There are moments in Crash Bandicoot 4: It's About Time where you will come to a crossroads. Not the literal kind, of which there are actually many, the levels forking and pickling your brain on more than one occasion, but the spiritual. The kind that defines you, that reveals your exhausted, thousand-death weathered heart and shows you who you really are. Crash 4 is a game that forces you to look deep, deep down into your soul and ask yourself: just how bad do I want that one extra crate?
Crash 4 is hard, basically. Bastard hard. Toys For Bob, the former Skylanders studio that's since turned its hand to the recent Crash and Spyro trilogy remakes, and leads the way here, clearly sees that original trilogy's infamous difficulty as the template. Crash 4 is a direct sequel to Crash Bandicoot 3: Warped, Naughty Dog's last proper entry.
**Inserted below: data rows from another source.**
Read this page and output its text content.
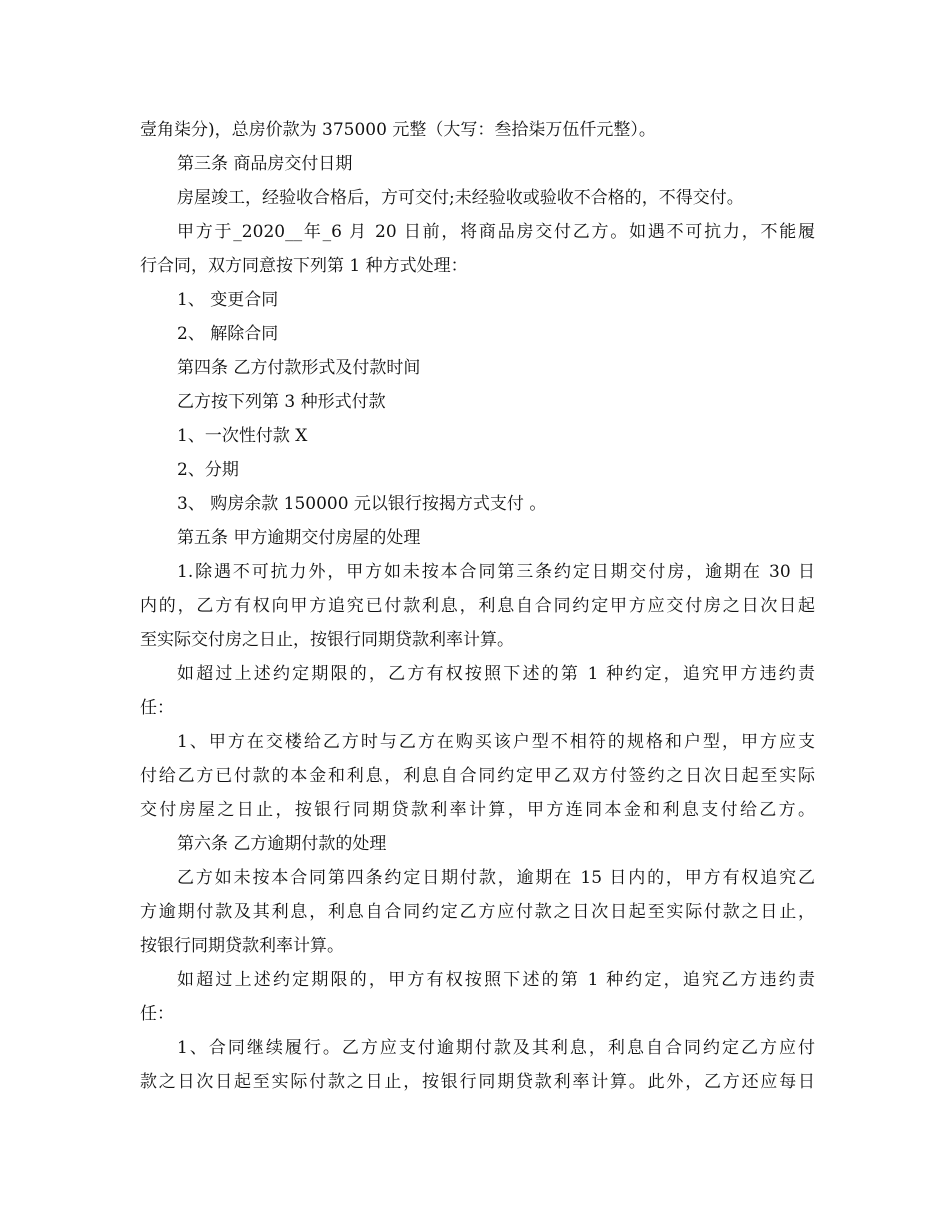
壹角柒分)，总房价款为 375000 元整（大写：叁拾柒万伍仟元整）。
第三条 商品房交付日期
房屋竣工，经验收合格后，方可交付;未经验收或验收不合格的，不得交付。
甲方于_2020__年_6 月 20 日前，将商品房交付乙方。如遇不可抗力，不能履
行合同，双方同意按下列第 1 种方式处理：
1、 变更合同
2、 解除合同
第四条 乙方付款形式及付款时间
乙方按下列第 3 种形式付款
1、一次性付款 X
2、分期
3、 购房余款 150000 元以银行按揭方式支付 。
第五条 甲方逾期交付房屋的处理
1.除遇不可抗力外，甲方如未按本合同第三条约定日期交付房，逾期在 30 日
内的，乙方有权向甲方追究已付款利息，利息自合同约定甲方应交付房之日次日起
至实际交付房之日止，按银行同期贷款利率计算。
如超过上述约定期限的，乙方有权按照下述的第 1 种约定，追究甲方违约责
任：
1、甲方在交楼给乙方时与乙方在购买该户型不相符的规格和户型，甲方应支
付给乙方已付款的本金和利息，利息自合同约定甲乙双方付签约之日次日起至实际
交付房屋之日止，按银行同期贷款利率计算，甲方连同本金和利息支付给乙方。
第六条 乙方逾期付款的处理
乙方如未按本合同第四条约定日期付款，逾期在 15 日内的，甲方有权追究乙
方逾期付款及其利息，利息自合同约定乙方应付款之日次日起至实际付款之日止，
按银行同期贷款利率计算。
如超过上述约定期限的，甲方有权按照下述的第 1 种约定，追究乙方违约责
任：
1、合同继续履行。乙方应支付逾期付款及其利息，利息自合同约定乙方应付
款之日次日起至实际付款之日止，按银行同期贷款利率计算。此外，乙方还应每日
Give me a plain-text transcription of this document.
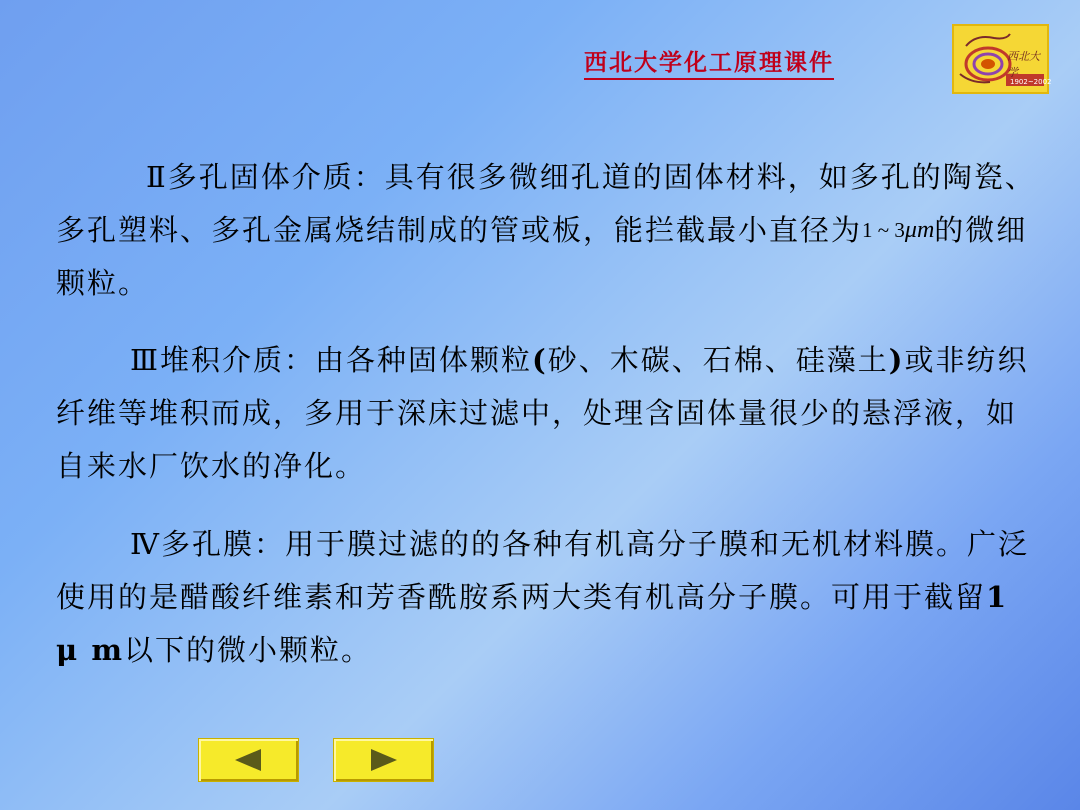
西北大学化工原理课件	西北大学
1902~2002

Ⅱ多孔固体介质：具有很多微细孔道的固体材料，如多孔的陶瓷、多孔塑料、多孔金属烧结制成的管或板，能拦截最小直径为1 ~ 3μm的微细颗粒。

Ⅲ堆积介质：由各种固体颗粒(砂、木碳、石棉、硅藻土)或非纺织纤维等堆积而成，多用于深床过滤中，处理含固体量很少的悬浮液，如自来水厂饮水的净化。

Ⅳ多孔膜：用于膜过滤的的各种有机高分子膜和无机材料膜。广泛使用的是醋酸纤维素和芳香酰胺系两大类有机高分子膜。可用于截留1 μ m以下的微小颗粒。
All the Crash platformers since then - including another one directed by Mark Cerny! - seem to have been quietly redacted, as Activision goes big on the jortsy, VHS-fuzzed nostalgia of the mid-'90s PlayStation.
Whether or not you think outrageous difficulty, of the window-smashing, gripping-a-controller-until-its-plastic-audibly-creaks variety is what makes or breaks a Crash game will likely define your experience with Crash 4. Playing through it with artificial speed certainly exacerbates things, but there are moments where it moves from being challenging to simply awkward, the challenge derived from intentional clumsiness baked into one of the game's many new mechanics. At times the frustration can drown out everything the game offers, but it is only at times, and what it offers is really an awful lot.